隐式包含M,因为它是w的最终索引。因此,如果w = [0, 0, 1],则pol_y(x, w)与f(x)= x ^ 2相同。

如果您要映射dataTrain的第一列:

get_Y = [pol_y(i, w) for i in x1 ] 

错误可以通过

计算
vec_error = [(y1[i] - getY[i])**2 for i in range(0, len(y1)];
train_error = np.sum(vec_error)/len(y1);

希望这有帮助。

答案 1 :(得分:2)

更新:此解决方案使用numpy的np.interp,它将点作为一种最适合的&#34;来连接。
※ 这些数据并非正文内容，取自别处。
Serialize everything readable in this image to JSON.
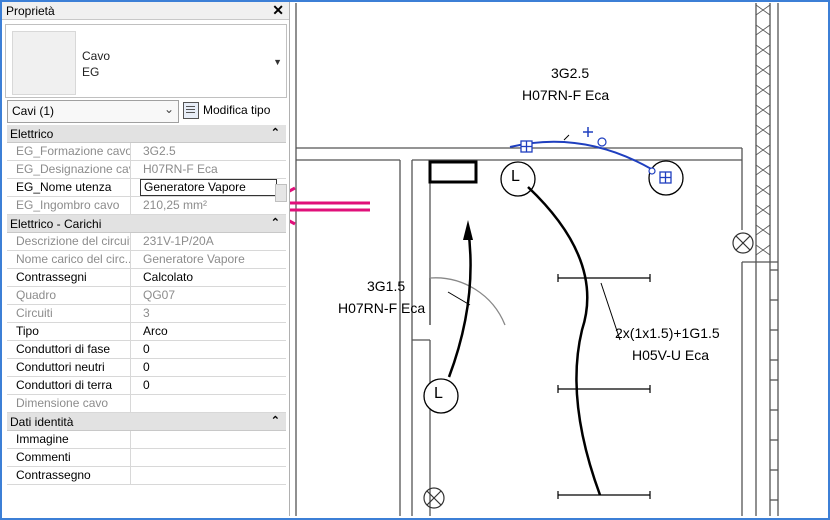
{
  "panel": {
    "title": "Proprietà",
    "close_glyph": "✕",
    "type_line1": "Cavo",
    "type_line2": "EG",
    "selector_value": "Cavi (1)",
    "edit_type_label": "Modifica tipo"
  },
  "sections": [
    {
      "title": "Elettrico",
      "collapse_glyph": "⌃",
      "rows": [
        {
          "key": "EG_Formazione cavo",
          "value": "3G2.5",
          "disabled": true
        },
        {
          "key": "EG_Designazione cavo",
          "value": "H07RN-F  Eca",
          "disabled": true
        },
        {
          "key": "EG_Nome utenza",
          "value": "Generatore Vapore",
          "disabled": false,
          "editing": true
        },
        {
          "key": "EG_Ingombro cavo",
          "value": "210,25 mm²",
          "disabled": true
        }
      ]
    },
    {
      "title": "Elettrico - Carichi",
      "collapse_glyph": "⌃",
      "rows": [
        {
          "key": "Descrizione del circuito",
          "value": "231V-1P/20A",
          "disabled": true
        },
        {
          "key": "Nome carico del circ...",
          "value": "Generatore Vapore",
          "disabled": true
        },
        {
          "key": "Contrassegni",
          "value": "Calcolato",
          "disabled": false
        },
        {
          "key": "Quadro",
          "value": "QG07",
          "disabled": true
        },
        {
          "key": "Circuiti",
          "value": "3",
          "disabled": true
        },
        {
          "key": "Tipo",
          "value": "Arco",
          "disabled": false
        },
        {
          "key": "Conduttori di fase",
          "value": "0",
          "disabled": false
        },
        {
          "key": "Conduttori neutri",
          "value": "0",
          "disabled": false
        },
        {
          "key": "Conduttori di terra",
          "value": "0",
          "disabled": false
        },
        {
          "key": "Dimensione cavo",
          "value": "",
          "disabled": true
        }
      ]
    },
    {
      "title": "Dati identità",
      "collapse_glyph": "⌃",
      "rows": [
        {
          "key": "Immagine",
          "value": "",
          "disabled": false
        },
        {
          "key": "Commenti",
          "value": "",
          "disabled": false
        },
        {
          "key": "Contrassegno",
          "value": "",
          "disabled": false
        }
      ]
    }
  ],
  "drawing": {
    "label_top_1": "3G2.5",
    "label_top_2": "H07RN-F  Eca",
    "label_left_1": "3G1.5",
    "label_left_2": "H07RN-F  Eca",
    "label_right_1": "2x(1x1.5)+1G1.5",
    "label_right_2": "H05V-U  Eca",
    "symbol_letter": "L",
    "colors": {
      "selection": "#1f3fbf",
      "arrow": "#e0107a",
      "frame": "#3c7fd6"
    }
  }
}
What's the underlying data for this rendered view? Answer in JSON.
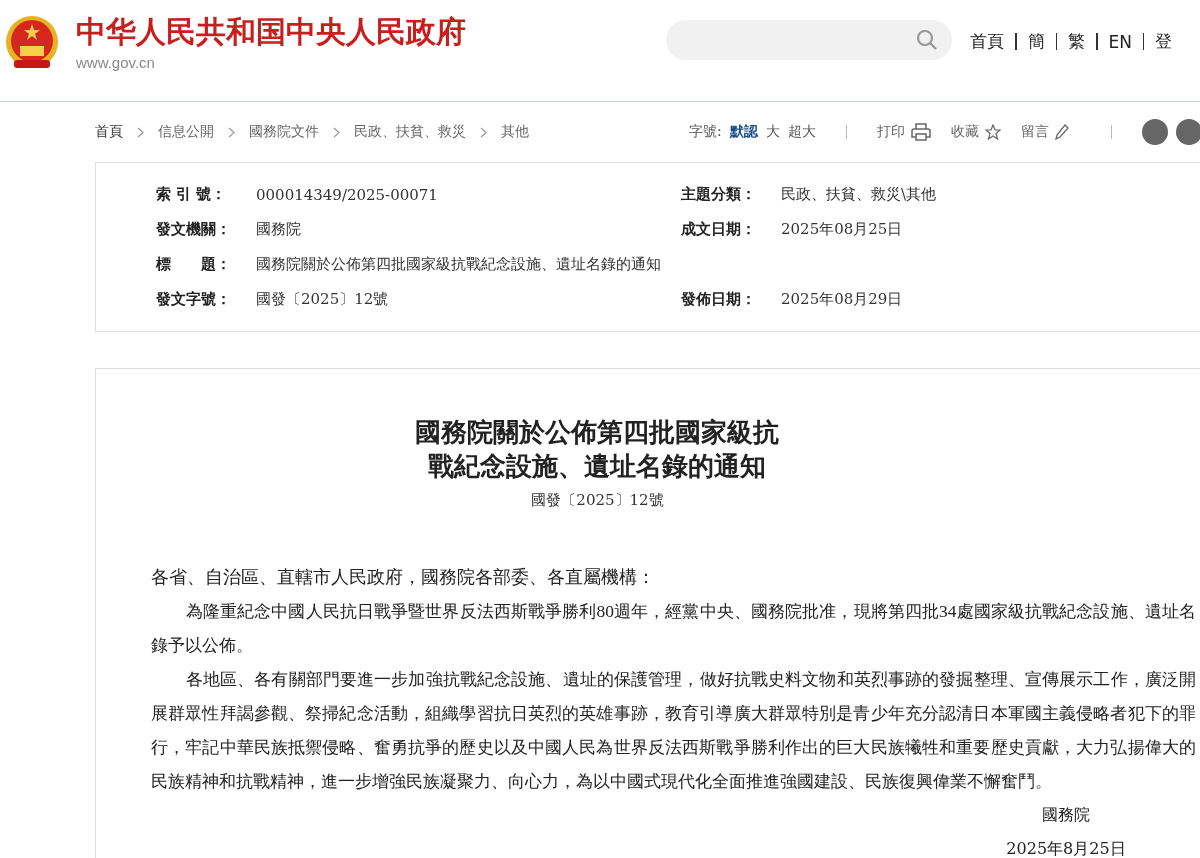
{
  "header": {
    "site_title": "中华人民共和国中央人民政府",
    "site_url": "www.gov.cn",
    "nav": [
      "首頁",
      "簡",
      "繁",
      "EN",
      "登"
    ]
  },
  "breadcrumb": [
    "首頁",
    "信息公開",
    "國務院文件",
    "民政、扶貧、救災",
    "其他"
  ],
  "tools": {
    "font_label": "字號:",
    "font_sizes": [
      {
        "label": "默認",
        "selected": true
      },
      {
        "label": "大",
        "selected": false
      },
      {
        "label": "超大",
        "selected": false
      }
    ],
    "actions": [
      {
        "label": "打印",
        "kind": "print"
      },
      {
        "label": "收藏",
        "kind": "star"
      },
      {
        "label": "留言",
        "kind": "pencil"
      }
    ]
  },
  "meta": [
    {
      "label": "索 引 號：",
      "value": "000014349/2025-00071",
      "label_2": "主題分類：",
      "value_2": "民政、扶貧、救災\\其他"
    },
    {
      "label": "發文機關：",
      "value": "國務院",
      "label_2": "成文日期：",
      "value_2": "2025年08月25日"
    },
    {
      "label": "標　　題：",
      "value": "國務院關於公佈第四批國家級抗戰紀念設施、遺址名錄的通知"
    },
    {
      "label": "發文字號：",
      "value": "國發〔2025〕12號",
      "label_2": "發佈日期：",
      "value_2": "2025年08月29日"
    }
  ],
  "document": {
    "title": "國務院關於公佈第四批國家級抗戰紀念設施、遺址名錄的通知",
    "doc_number": "國發〔2025〕12號",
    "addressee": "各省、自治區、直轄市人民政府，國務院各部委、各直屬機構：",
    "paragraphs": [
      "為隆重紀念中國人民抗日戰爭暨世界反法西斯戰爭勝利80週年，經黨中央、國務院批准，現將第四批34處國家級抗戰紀念設施、遺址名錄予以公佈。",
      "各地區、各有關部門要進一步加強抗戰紀念設施、遺址的保護管理，做好抗戰史料文物和英烈事跡的發掘整理、宣傳展示工作，廣泛開展群眾性拜謁參觀、祭掃紀念活動，組織學習抗日英烈的英雄事跡，教育引導廣大群眾特別是青少年充分認清日本軍國主義侵略者犯下的罪行，牢記中華民族抵禦侵略、奮勇抗爭的歷史以及中國人民為世界反法西斯戰爭勝利作出的巨大民族犧牲和重要歷史貢獻，大力弘揚偉大的民族精神和抗戰精神，進一步增強民族凝聚力、向心力，為以中國式現代化全面推進強國建設、民族復興偉業不懈奮鬥。"
    ],
    "signature": "國務院",
    "date": "2025年8月25日"
  }
}
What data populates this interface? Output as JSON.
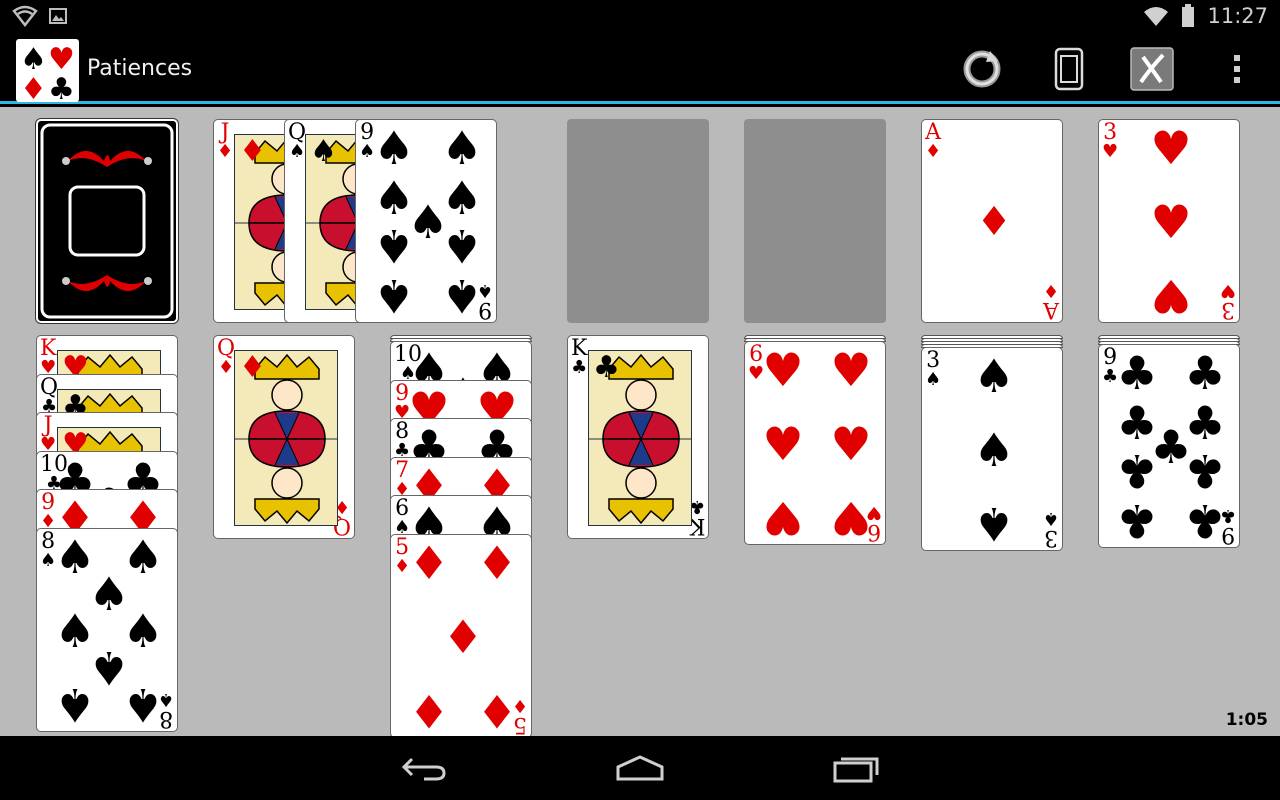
{
  "status_bar": {
    "time": "11:27",
    "left_icons": [
      "signal-shield-icon",
      "image-icon"
    ],
    "right_icons": [
      "wifi-icon",
      "battery-icon"
    ]
  },
  "action_bar": {
    "title": "Patiences",
    "actions": [
      "restart-icon",
      "rotate-device-icon",
      "cancel-icon",
      "overflow-menu-icon"
    ],
    "accent_color": "#33b5e5"
  },
  "game": {
    "timer": "1:05",
    "stock": {
      "face_down": true
    },
    "waste": [
      {
        "rank": "J",
        "suit": "♦",
        "color": "red"
      },
      {
        "rank": "Q",
        "suit": "♠",
        "color": "black"
      },
      {
        "rank": "9",
        "suit": "♠",
        "color": "black"
      }
    ],
    "foundations": [
      {
        "empty": true
      },
      {
        "empty": true
      },
      {
        "rank": "A",
        "suit": "♦",
        "color": "red"
      },
      {
        "rank": "3",
        "suit": "♥",
        "color": "red"
      }
    ],
    "tableau": [
      {
        "cards": [
          {
            "rank": "K",
            "suit": "♥",
            "color": "red"
          },
          {
            "rank": "Q",
            "suit": "♣",
            "color": "black"
          },
          {
            "rank": "J",
            "suit": "♥",
            "color": "red"
          },
          {
            "rank": "10",
            "suit": "♣",
            "color": "black"
          },
          {
            "rank": "9",
            "suit": "♦",
            "color": "red"
          },
          {
            "rank": "8",
            "suit": "♠",
            "color": "black"
          }
        ]
      },
      {
        "cards": [
          {
            "rank": "Q",
            "suit": "♦",
            "color": "red"
          }
        ]
      },
      {
        "cards": [
          {
            "rank": "10",
            "suit": "♠",
            "color": "black"
          },
          {
            "rank": "9",
            "suit": "♥",
            "color": "red"
          },
          {
            "rank": "8",
            "suit": "♣",
            "color": "black"
          },
          {
            "rank": "7",
            "suit": "♦",
            "color": "red"
          },
          {
            "rank": "6",
            "suit": "♠",
            "color": "black"
          },
          {
            "rank": "5",
            "suit": "♦",
            "color": "red"
          }
        ]
      },
      {
        "cards": [
          {
            "rank": "K",
            "suit": "♣",
            "color": "black"
          }
        ]
      },
      {
        "cards": [
          {
            "rank": "6",
            "suit": "♥",
            "color": "red"
          }
        ]
      },
      {
        "cards": [
          {
            "rank": "3",
            "suit": "♠",
            "color": "black"
          }
        ]
      },
      {
        "cards": [
          {
            "rank": "9",
            "suit": "♣",
            "color": "black"
          }
        ]
      }
    ]
  },
  "nav_bar": {
    "buttons": [
      "back-icon",
      "home-icon",
      "recent-apps-icon"
    ]
  }
}
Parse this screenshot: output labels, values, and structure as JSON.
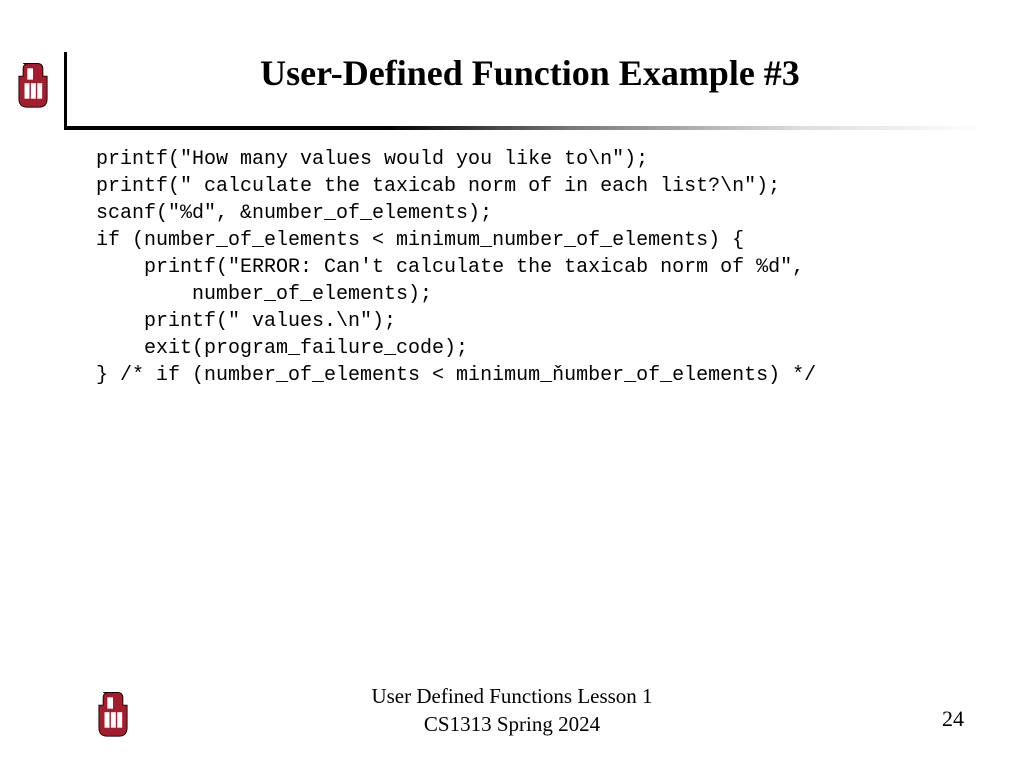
{
  "title": "User-Defined Function Example #3",
  "code": "printf(\"How many values would you like to\\n\");\nprintf(\" calculate the taxicab norm of in each list?\\n\");\nscanf(\"%d\", &number_of_elements);\nif (number_of_elements < minimum_number_of_elements) {\n    printf(\"ERROR: Can't calculate the taxicab norm of %d\",\n        number_of_elements);\n    printf(\" values.\\n\");\n    exit(program_failure_code);\n} /* if (number_of_elements < minimum_ňumber_of_elements) */",
  "footer": {
    "line1": "User Defined Functions Lesson 1",
    "line2": "CS1313 Spring 2024"
  },
  "page_number": "24",
  "logo": {
    "fill": "#a31d2c",
    "outline": "#000"
  }
}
然后,我们使用您的误差函数来找出此插值线与每个多项式的度数的预测y值之间的差异。

import numpy as np
import matplotlib.pyplot as plt
import itertools

dataTrain = [
  [2.362761180904257019e-01, -4.108125266714775847e+00],
  [4.324296163702689988e-01,  -9.869308732049049127e+00],
  [6.023323504115264404e-01,  -6.684279243433971729e+00],
  [3.305079685397107614e-01,  -7.897042003779912278e+00],
  [9.952423271981121200e-01,  3.710086310489402628e+00],
  [8.308127402955634011e-02,  1.828266768673480147e+00],
  [1.855495407116576345e-01,  1.039713135916495501e+00],
  [7.088332047815845138e-01,  -9.783208407540947560e-01],
  [9.475723071629885697e-01,  1.137746192425550085e+01],
  [2.343475721257285427e-01,  3.098019704040922750e+00],
  [9.338350584099475160e-02,  2.316408265530458976e+00],
  [2.107903139601833287e-01,  -1.550451474833406396e+00],
  [9.509966727520677843e-01,  9.295029459100994984e+00],
  [7.164931165416982273e-01,  1.041025972594300075e+00],
  [2.965557300301902011e-03,  -1.060607693351102121e+01]
  ]

data = np.array(dataTrain)
data = data[data[:, 0].argsort()]

X,y = data[:, 0], data[:, 1]

fig,ax = plt.subplots(4, 4)
indices = list(itertools.product([0,1,2,3], repeat=2))
for i,loc in enumerate(indices, start=1):
  xx = np.linspace(X.min(), X.max(), 1000)
  yy = np.interp(xx, X, y)
  w = np.polyfit(X, y, i)
  y_pred = np.polyval(w, xx)
  ax[loc].scatter(X, y)
  ax[loc].plot(xx, y_pred)
  ax[loc].plot(xx, yy, 'r--')

  error = np.square(yy - y_pred).sum() / X.shape[0]
  print(error)

plt.show()

打印出来:

2092.19807848
1043.9400277
1166.94550318
252.238810889
225.798905379
155.785478366
125.662973726
143.787869281
6553.66570273
10805.6609259
15577.8686283
13536.1755299
108074.871771
213513916823.0
472673224393.0
1.01198058355e+12

在视觉上,它描绘了这个:

enter image description here

从这里开始,只需将这些错误保存到列表中并找到最小值。